For the next course, parboil the sweetbreads, blanch and cut in even pieces. Take a pint of veal or chicken stock and thicken with a tablespoonful of flour and one of butter. Beat four egg yolks with a cup of cream and add; cook till it thickens, but be careful not to boil; add salt, Cayenne, and a dash of lemon juice, with a teaspoonful of chopped parsley; stir well and pour over the sweetbreads; serve in small baking-dishes.

For the meat course, get fine large lamb chops, cut thick, and remove the bone; a good plan is to have two cut together, and after the bone is removed press between plates till they are of the right size. Make them into circles and fasten with small wooden toothpicks. Peel and broil large buttered mushrooms and cover each

chop with one, stem end down. Put a dash

of

lemon juice and chopped parsley over all, and serve on a very hot platter.

The cauliflower must be boiled, picked into bits, and laid in a buttered baking dish. Cover with white sauce, then with salt, paprika, and grated Parmesan

cheese, and another layer of cauliflower; the last layer must be cheese." Bake in a hot oven till brown.

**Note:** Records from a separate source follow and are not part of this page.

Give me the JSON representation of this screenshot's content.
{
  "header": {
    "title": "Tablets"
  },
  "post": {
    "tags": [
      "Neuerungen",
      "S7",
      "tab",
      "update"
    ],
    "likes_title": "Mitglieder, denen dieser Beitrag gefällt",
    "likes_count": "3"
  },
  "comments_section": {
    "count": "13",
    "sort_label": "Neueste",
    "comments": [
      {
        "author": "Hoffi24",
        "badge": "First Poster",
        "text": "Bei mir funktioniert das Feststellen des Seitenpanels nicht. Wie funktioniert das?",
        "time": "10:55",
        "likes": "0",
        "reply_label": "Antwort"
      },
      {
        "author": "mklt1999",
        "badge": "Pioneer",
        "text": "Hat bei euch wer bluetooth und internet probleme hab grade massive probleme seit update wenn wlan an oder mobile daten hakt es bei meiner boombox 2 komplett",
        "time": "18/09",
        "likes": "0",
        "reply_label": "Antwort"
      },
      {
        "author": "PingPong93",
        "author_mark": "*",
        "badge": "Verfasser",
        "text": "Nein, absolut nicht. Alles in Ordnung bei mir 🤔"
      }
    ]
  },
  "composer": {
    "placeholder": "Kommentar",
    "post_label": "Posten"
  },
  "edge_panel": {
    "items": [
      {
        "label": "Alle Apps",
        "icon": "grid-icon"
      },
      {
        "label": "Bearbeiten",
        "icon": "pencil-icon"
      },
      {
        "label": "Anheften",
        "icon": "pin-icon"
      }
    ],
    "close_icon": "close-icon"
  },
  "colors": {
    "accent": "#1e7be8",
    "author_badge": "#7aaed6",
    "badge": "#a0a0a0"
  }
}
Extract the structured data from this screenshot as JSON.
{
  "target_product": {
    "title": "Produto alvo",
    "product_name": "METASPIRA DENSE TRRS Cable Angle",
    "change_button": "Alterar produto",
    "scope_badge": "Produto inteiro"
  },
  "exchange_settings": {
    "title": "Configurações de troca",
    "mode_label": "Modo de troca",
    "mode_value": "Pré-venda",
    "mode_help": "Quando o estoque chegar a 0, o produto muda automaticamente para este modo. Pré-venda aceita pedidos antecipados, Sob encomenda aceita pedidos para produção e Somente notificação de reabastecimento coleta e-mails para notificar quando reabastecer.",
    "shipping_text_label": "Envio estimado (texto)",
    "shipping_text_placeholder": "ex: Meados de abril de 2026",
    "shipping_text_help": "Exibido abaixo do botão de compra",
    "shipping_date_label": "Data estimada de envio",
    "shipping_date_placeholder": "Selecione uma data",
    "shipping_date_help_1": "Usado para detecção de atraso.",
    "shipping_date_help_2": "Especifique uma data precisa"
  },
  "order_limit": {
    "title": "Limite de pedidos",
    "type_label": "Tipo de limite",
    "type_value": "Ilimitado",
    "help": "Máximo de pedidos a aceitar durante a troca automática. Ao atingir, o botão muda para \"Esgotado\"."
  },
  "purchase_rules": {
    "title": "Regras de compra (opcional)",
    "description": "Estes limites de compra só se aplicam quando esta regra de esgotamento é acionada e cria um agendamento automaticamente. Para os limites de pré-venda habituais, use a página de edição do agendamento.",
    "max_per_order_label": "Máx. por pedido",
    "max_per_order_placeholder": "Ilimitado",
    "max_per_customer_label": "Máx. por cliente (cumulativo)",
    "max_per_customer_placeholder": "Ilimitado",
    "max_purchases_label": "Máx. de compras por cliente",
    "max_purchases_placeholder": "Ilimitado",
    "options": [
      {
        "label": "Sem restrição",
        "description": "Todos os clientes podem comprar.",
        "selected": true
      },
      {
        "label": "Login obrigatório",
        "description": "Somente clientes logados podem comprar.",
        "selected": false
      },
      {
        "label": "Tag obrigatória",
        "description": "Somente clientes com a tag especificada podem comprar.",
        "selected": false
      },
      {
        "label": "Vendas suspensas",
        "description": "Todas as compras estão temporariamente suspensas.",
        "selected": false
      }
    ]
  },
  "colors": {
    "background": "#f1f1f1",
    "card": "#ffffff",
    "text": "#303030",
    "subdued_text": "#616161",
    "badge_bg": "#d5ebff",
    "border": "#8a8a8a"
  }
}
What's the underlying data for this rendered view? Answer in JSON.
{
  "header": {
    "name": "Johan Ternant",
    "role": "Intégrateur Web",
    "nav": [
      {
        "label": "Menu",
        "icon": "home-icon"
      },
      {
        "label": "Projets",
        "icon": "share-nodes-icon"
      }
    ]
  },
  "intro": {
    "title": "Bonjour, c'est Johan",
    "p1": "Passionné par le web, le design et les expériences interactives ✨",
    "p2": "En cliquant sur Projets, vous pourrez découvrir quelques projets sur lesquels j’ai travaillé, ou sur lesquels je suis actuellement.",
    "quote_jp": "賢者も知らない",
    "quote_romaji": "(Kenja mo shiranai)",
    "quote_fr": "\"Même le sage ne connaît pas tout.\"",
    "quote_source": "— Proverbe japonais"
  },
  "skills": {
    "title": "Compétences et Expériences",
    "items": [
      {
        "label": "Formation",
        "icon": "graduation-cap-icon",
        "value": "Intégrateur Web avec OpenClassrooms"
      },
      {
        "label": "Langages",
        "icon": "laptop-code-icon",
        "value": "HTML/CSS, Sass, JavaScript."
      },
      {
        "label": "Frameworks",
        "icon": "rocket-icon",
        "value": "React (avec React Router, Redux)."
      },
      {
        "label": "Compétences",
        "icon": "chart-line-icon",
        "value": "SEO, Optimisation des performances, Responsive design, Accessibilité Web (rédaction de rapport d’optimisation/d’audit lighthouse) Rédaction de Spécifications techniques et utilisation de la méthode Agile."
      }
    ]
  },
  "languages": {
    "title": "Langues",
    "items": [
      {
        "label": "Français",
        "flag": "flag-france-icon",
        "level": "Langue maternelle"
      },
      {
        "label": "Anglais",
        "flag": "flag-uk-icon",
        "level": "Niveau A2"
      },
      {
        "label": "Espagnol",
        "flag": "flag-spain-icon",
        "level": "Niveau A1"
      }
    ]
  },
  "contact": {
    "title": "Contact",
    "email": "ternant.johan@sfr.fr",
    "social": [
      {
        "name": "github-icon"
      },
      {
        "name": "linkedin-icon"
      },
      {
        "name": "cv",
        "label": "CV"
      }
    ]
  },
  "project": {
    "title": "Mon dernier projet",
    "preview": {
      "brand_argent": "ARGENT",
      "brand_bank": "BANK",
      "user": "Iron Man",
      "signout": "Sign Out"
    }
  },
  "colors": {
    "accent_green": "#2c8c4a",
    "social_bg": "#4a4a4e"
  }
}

Small potato croquettes may also accompany this course.

Next comes raspberry sherbet, especially delicious when made from the fresh fruit now in season. After it comes the pretty salad; make a cup of stiff mayonnaise first, and put in a small bowl in the centre of a round platter. Boil nine eggs hard and remove the yolks; mash these and add an equal quantity of potted chicken, such as may be bought in small tins, or cooked chicken chopped and mashed, with seasoning. Mix well, and put in enough mayonnaise to enable you to mould into small balls. Cut the whites of the eggs into rings. Around a finger-bowl full of cracked ice stand white lettuce hearts, with a flat row of nasturtium leaves all around the edge of the dish. On these leaves lay the rings of egg white, in overlapping circle, and pile up the egg and chicken balls among the lettuce. Sprinkle quickly with French dressing, and then lay on dark nasturtium flowers. The contrast of colors is lovely.

The next course is pistache parfait-something quite new. Make the usual French vanilla ice-cream, but color it green with vegetable color and flavor with pistache. Put this into tall champagne-glasses, and pour a teaspoonful of maraschino over it; then on top put a large spoonful of whipped cream. The peculiarity is the combination of flavors.

If you wish a simple dessert which will yet be very pretty, make a blanc-mange as usual, and color green and flavor with pistache. Set in small moulds to harden, and turn out on a long platter. Decorate with strips of angelica and candied cherries.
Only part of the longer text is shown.